Thursday, July 5, 2018

Whitney





The global saturation of Whitney Houston began with her debut album in 1985, shot her to the stratosphere of stardom with the seven sequential number one hits generated from it. This British documentary by Kevin McDonald who is known for Marley and the Last King of Scotland, was made with the cooperation of Houston's family and friends. Their comments bear witness to the rise and fall of one of the most iconic performers of the generation. McDonald's use of news clips that feature the political and pop-cultural events of the times are woven into the tapestry of how and why the stage was set for her to make such an impact and how it affected her tragic fall from grace.

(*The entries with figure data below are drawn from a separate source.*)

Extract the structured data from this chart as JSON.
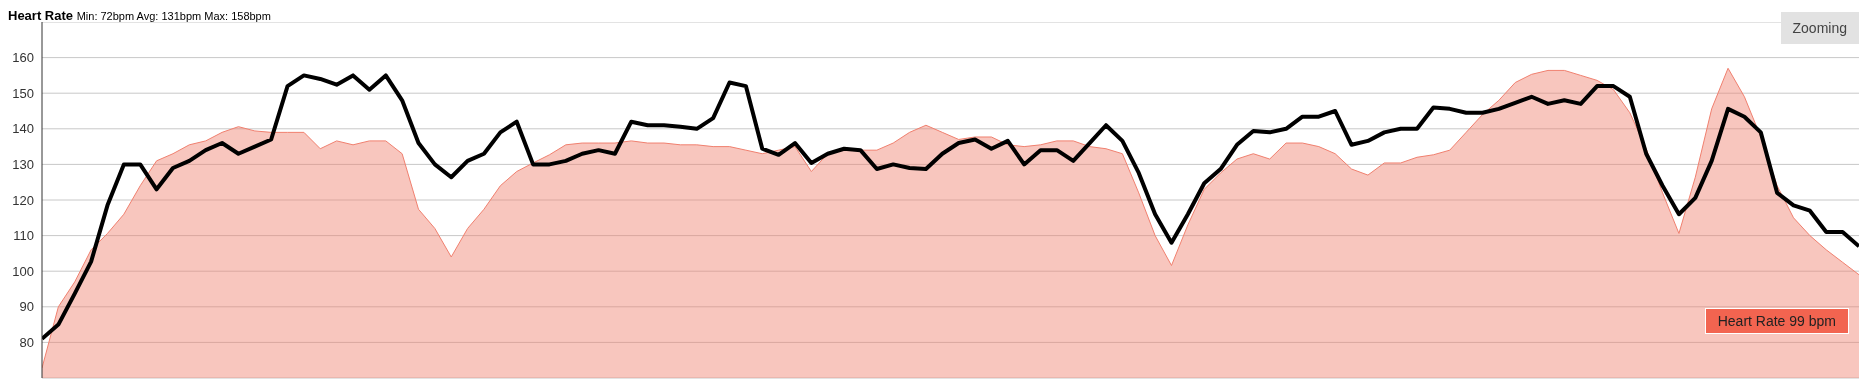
{
  "chart_data": {
    "type": "area",
    "title": "Heart Rate",
    "subtitle": "Min: 72bpm Avg: 131bpm Max: 158bpm",
    "annotations": [
      "Zooming",
      "Heart Rate 99 bpm"
    ],
    "categories": [
      null,
      null,
      null,
      null,
      null,
      null,
      null,
      null,
      null,
      null,
      null,
      null,
      null,
      null,
      null,
      null,
      null,
      null,
      null,
      null,
      null,
      null,
      null,
      null,
      null,
      null,
      null,
      null,
      null,
      null,
      null,
      null,
      null,
      null,
      null,
      null,
      null,
      null,
      null,
      null,
      null,
      null,
      null,
      null,
      null,
      null,
      null,
      null,
      null,
      null,
      null,
      null,
      null,
      null,
      null,
      null,
      null,
      null,
      null,
      null,
      null,
      null,
      null,
      null,
      null,
      null,
      null,
      null,
      null,
      null,
      null,
      null,
      null,
      null,
      null,
      null,
      null,
      null,
      null,
      null,
      null,
      null,
      null,
      null,
      null,
      null,
      null,
      null,
      null,
      null,
      null,
      null,
      null,
      null,
      null,
      null,
      null,
      null,
      null,
      null,
      null,
      null,
      null,
      null,
      null,
      null,
      null,
      null,
      null,
      null,
      null,
      null
    ],
    "series": [
      {
        "color": "#f0806f",
        "values": [
          72.8,
          90,
          97,
          106,
          110.6,
          116,
          124,
          131,
          133,
          135.5,
          136.6,
          139,
          140.6,
          139.4,
          139,
          139,
          139,
          134.4,
          136.6,
          135.5,
          136.6,
          136.6,
          133,
          117.4,
          112,
          104,
          112,
          117.4,
          124,
          128,
          130.4,
          132.7,
          135.5,
          136,
          136,
          136,
          136.6,
          136,
          136,
          135.5,
          135.5,
          135,
          135,
          134,
          133,
          134,
          135,
          128,
          133,
          134,
          134,
          134,
          136,
          139,
          141,
          139,
          137,
          137.7,
          137.7,
          135.5,
          135,
          135.5,
          136.6,
          136.6,
          135,
          134.4,
          133,
          122,
          110,
          101.6,
          113,
          123,
          127.6,
          131.5,
          133,
          131.5,
          136,
          136,
          135,
          133,
          128.7,
          127,
          130.4,
          130.4,
          132,
          132.7,
          134,
          139,
          144,
          148,
          153,
          155.3,
          156.4,
          156.4,
          155,
          153.6,
          151,
          144.5,
          134.4,
          122,
          110.6,
          126.4,
          145.6,
          157,
          149,
          137.7,
          124,
          115,
          110,
          106,
          102.5,
          99
        ]
      },
      {
        "type": "line",
        "color": "#000000",
        "values": [
          81,
          85,
          93.7,
          102.7,
          118.5,
          130,
          130,
          123,
          129,
          131,
          134,
          136,
          133,
          135,
          137,
          152,
          155,
          154,
          152.4,
          155,
          151,
          155,
          148,
          136,
          130,
          126.4,
          131,
          133,
          139,
          142,
          130,
          130,
          131,
          133,
          134,
          133,
          142,
          141,
          141,
          140.6,
          140,
          143,
          153,
          152,
          134.4,
          132.7,
          136,
          130.4,
          133,
          134.4,
          134,
          128.7,
          130,
          129,
          128.7,
          133,
          136,
          137,
          134.4,
          136.6,
          130,
          134,
          134,
          131,
          136,
          141,
          136.6,
          127.6,
          116,
          108,
          116,
          124.7,
          128.7,
          135.5,
          139.4,
          139,
          140,
          143.4,
          143.4,
          145,
          135.5,
          136.6,
          139,
          140,
          140,
          146,
          145.6,
          144.5,
          144.5,
          145.6,
          147.3,
          149,
          147,
          148,
          147,
          152,
          152,
          149,
          133,
          124,
          116,
          120.6,
          131,
          145.6,
          143.4,
          139,
          122,
          118.5,
          117,
          111,
          111,
          107
        ]
      }
    ],
    "ylim": [
      70,
      170
    ],
    "yticks": [
      80,
      90,
      100,
      110,
      120,
      130,
      140,
      150,
      160,
      {
        "value": 170,
        "label": null
      }
    ],
    "grid": true
  }
}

Whitney came from a family of singers. Her mother Cissy Houston was a prominent gospel singer and Cissy's nieces were soul veteran Dionne Warwick and her sister Dee Dee Warwick. Cissy brought her children up in the church where Whitney sang in the choir. Realizing Whitney's extraordinary vocal talent, Cissy started grooming her, teaching her how to use her voice. Her mother didn't want her daughter to be just another run of the mill pop singer, knowing her voice was meant for greater things. Whitney was one of her mom's background singers, when one night her mom feigned illness and made Whitney take center stage. She knocked the roof off. Soon music companies were fighting over her before she signed with Clive Davis. Whitney's beloved dad was known as a hustler, but to put it nicely, a deal maker. Her dad affectionately called her "Nippy" which stuck as her family name. Her dad began running her business affairs which included putting all the family members and close friends on the payroll. Her brothers became background singers and body guards. It was her brothers who also introduced her to drugs.

The film is filled with remarkable family video of the young and developing Whitney singing in the church choir. Even at that young age you can hear the strong potential of what she eventually develops into a world class performer. Family, friends, and producers contribute their memories and experience working with her. Even her ex-husband Bobby Brown talks, but refuses to discuss anything about drugs. The last part of the film focus's on her later decline in drug use and health. There is also a family secret that is revealed as people search for answers and possibly regret as to what they would have should have in respect to helping her survive. Whitney was a star so bright that left us too quickly. Fortunately her music remains.